Happy Monday everybody!!! Ugh, this past week was terrible!! I’m about to be real with you guys… early last week/middle of the week, I had to decide, yes decide to put my dog down… This was one of the hardest things that I had to do in my life. Now before we get into the why, I just want to reminisce in the good times and tell you a little about Kya and me.
So one, I suffer from very bad anxiety. I get treated for this along with a few other things. Kya was abused and also suffered from terrible anxiety. She would just shake for no reason… and now that I think about it so do I lol. When I first met Kya she was my boyfriend’s dog, and she hated me… she would leave the room when I came into it, she hated being around my boyfriend and I. I believe it was because I was taking Jordan, my boyfriend, away from her. Then one day, which I can’t even remember how and when and why but she just started to like me! And our relationship just grew from there. You could say that we bonded over having anxiety all the time. She became my best friend, she just knew when something was wrong and would come over and lay with me and give me that smile like why are you upset about that, it’s going to be okay. We had a very special bond, you could say that she became my dog instead of my boyfriends. She helped me through so much that I actually went to my doctor and expressed how much she helped me and she became my emotional support dog. So that is a little background on Kya and me.

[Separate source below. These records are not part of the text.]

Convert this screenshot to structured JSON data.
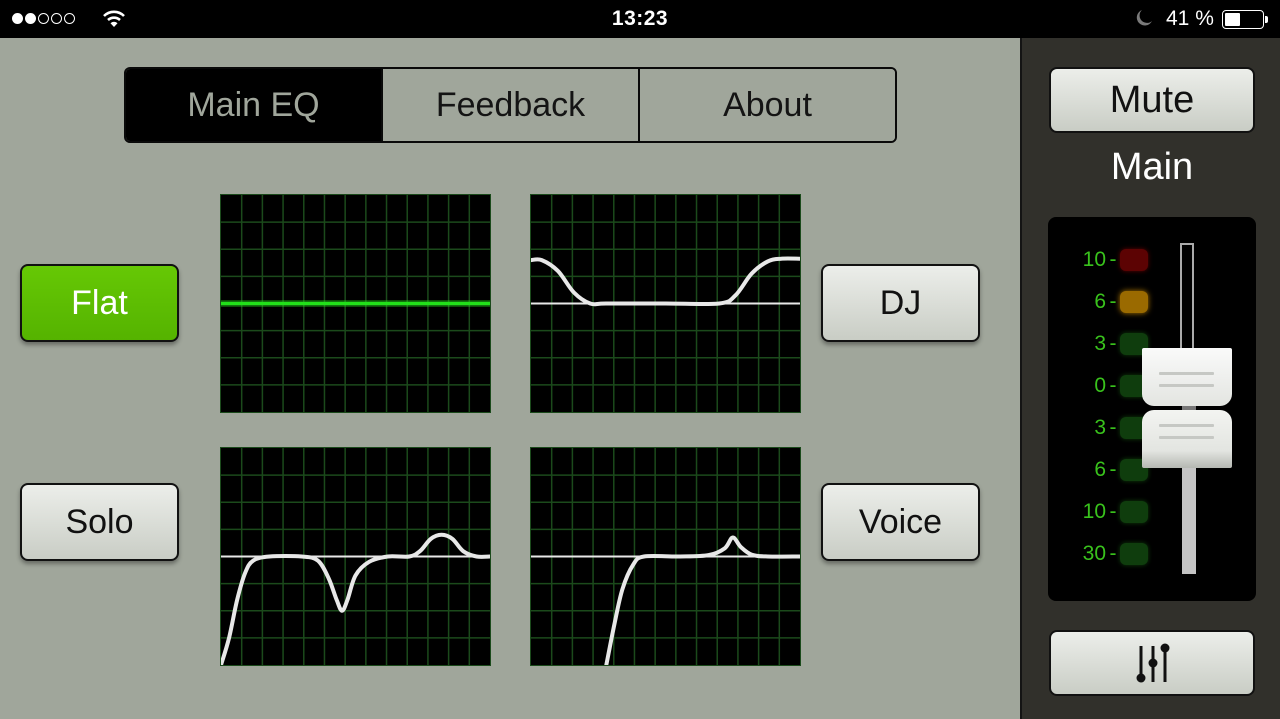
{
  "status_bar": {
    "signal_bars_total": 5,
    "signal_bars_filled": 2,
    "wifi_icon": "wifi-icon",
    "time": "13:23",
    "do_not_disturb_icon": "moon-icon",
    "battery_percent_label": "41 %",
    "battery_level": 0.41
  },
  "tabs": [
    {
      "label": "Main EQ",
      "active": true
    },
    {
      "label": "Feedback",
      "active": false
    },
    {
      "label": "About",
      "active": false
    }
  ],
  "presets": [
    {
      "label": "Flat",
      "active": true,
      "curve_color": "#22e01a",
      "curve": [
        [
          0,
          0
        ],
        [
          1,
          0
        ]
      ]
    },
    {
      "label": "DJ",
      "active": false,
      "curve_color": "#e8e8e8",
      "curve": [
        [
          0,
          1.6
        ],
        [
          0.04,
          1.6
        ],
        [
          0.1,
          1.2
        ],
        [
          0.16,
          0.4
        ],
        [
          0.22,
          0
        ],
        [
          0.28,
          0
        ],
        [
          0.5,
          0
        ],
        [
          0.7,
          0
        ],
        [
          0.76,
          0.3
        ],
        [
          0.82,
          1.1
        ],
        [
          0.88,
          1.55
        ],
        [
          0.93,
          1.65
        ],
        [
          1,
          1.65
        ]
      ]
    },
    {
      "label": "Solo",
      "active": false,
      "curve_color": "#e8e8e8",
      "curve": [
        [
          0,
          -4
        ],
        [
          0.03,
          -3
        ],
        [
          0.06,
          -1.6
        ],
        [
          0.09,
          -0.6
        ],
        [
          0.12,
          -0.15
        ],
        [
          0.18,
          0
        ],
        [
          0.3,
          0
        ],
        [
          0.36,
          -0.15
        ],
        [
          0.4,
          -0.8
        ],
        [
          0.43,
          -1.6
        ],
        [
          0.45,
          -2.0
        ],
        [
          0.47,
          -1.6
        ],
        [
          0.5,
          -0.7
        ],
        [
          0.55,
          -0.2
        ],
        [
          0.62,
          0
        ],
        [
          0.7,
          0
        ],
        [
          0.74,
          0.2
        ],
        [
          0.78,
          0.65
        ],
        [
          0.82,
          0.8
        ],
        [
          0.86,
          0.65
        ],
        [
          0.9,
          0.2
        ],
        [
          0.95,
          0
        ],
        [
          1,
          0
        ]
      ]
    },
    {
      "label": "Voice",
      "active": false,
      "curve_color": "#e8e8e8",
      "curve": [
        [
          0.28,
          -4
        ],
        [
          0.31,
          -2.5
        ],
        [
          0.34,
          -1.2
        ],
        [
          0.38,
          -0.3
        ],
        [
          0.42,
          0
        ],
        [
          0.55,
          0
        ],
        [
          0.66,
          0.05
        ],
        [
          0.72,
          0.3
        ],
        [
          0.75,
          0.7
        ],
        [
          0.78,
          0.35
        ],
        [
          0.82,
          0.07
        ],
        [
          0.88,
          0
        ],
        [
          1,
          0
        ]
      ]
    }
  ],
  "eq_graph": {
    "grid_columns": 13,
    "grid_rows": 8,
    "y_range": [
      -4,
      4
    ],
    "grid_color": "#1b4a1b",
    "zero_line_color": "#e8e8e8"
  },
  "side_panel": {
    "mute_label": "Mute",
    "channel_label": "Main",
    "meter": [
      {
        "label": "10",
        "color": "red"
      },
      {
        "label": "6",
        "color": "amber"
      },
      {
        "label": "3",
        "color": "green"
      },
      {
        "label": "0",
        "color": "green"
      },
      {
        "label": "3",
        "color": "green"
      },
      {
        "label": "6",
        "color": "green"
      },
      {
        "label": "10",
        "color": "green"
      },
      {
        "label": "30",
        "color": "green"
      }
    ],
    "fader_position": 0.45,
    "mixer_icon": "mixer-sliders-icon"
  }
}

So onto the why… personally I really don’t want to say more than the vet thought it was the best thing for her under the circumstances. She wouldn’t do well in a kennel because she is so anxious and she suffers from separation anxiety, so she would be a mess if she left Jordan and I. She wouldn’t do well in foster care, and because of her anxiety and she isn’t good with other dogs. The vet was really real with us and told us that if this was her dog she would put her down. Knowing her whole life story is what she thought was best. And honestly, that is what makes the situation even harder for me because I know it was the right option. So I had to take my best friend in, and sign the papers and put her down… that has been my week. I have been so depressed that I haven’t had the appetite to eat, drink, or even sleep. I haven’t worked or worked out because I sliced my foot open lol. Sooo yeah I think that is it. We are going to have a better week this week!!! But Kiko the other dog is crying to go on a walk so that is my cue to get going!! Have a great week, and until next Monday!!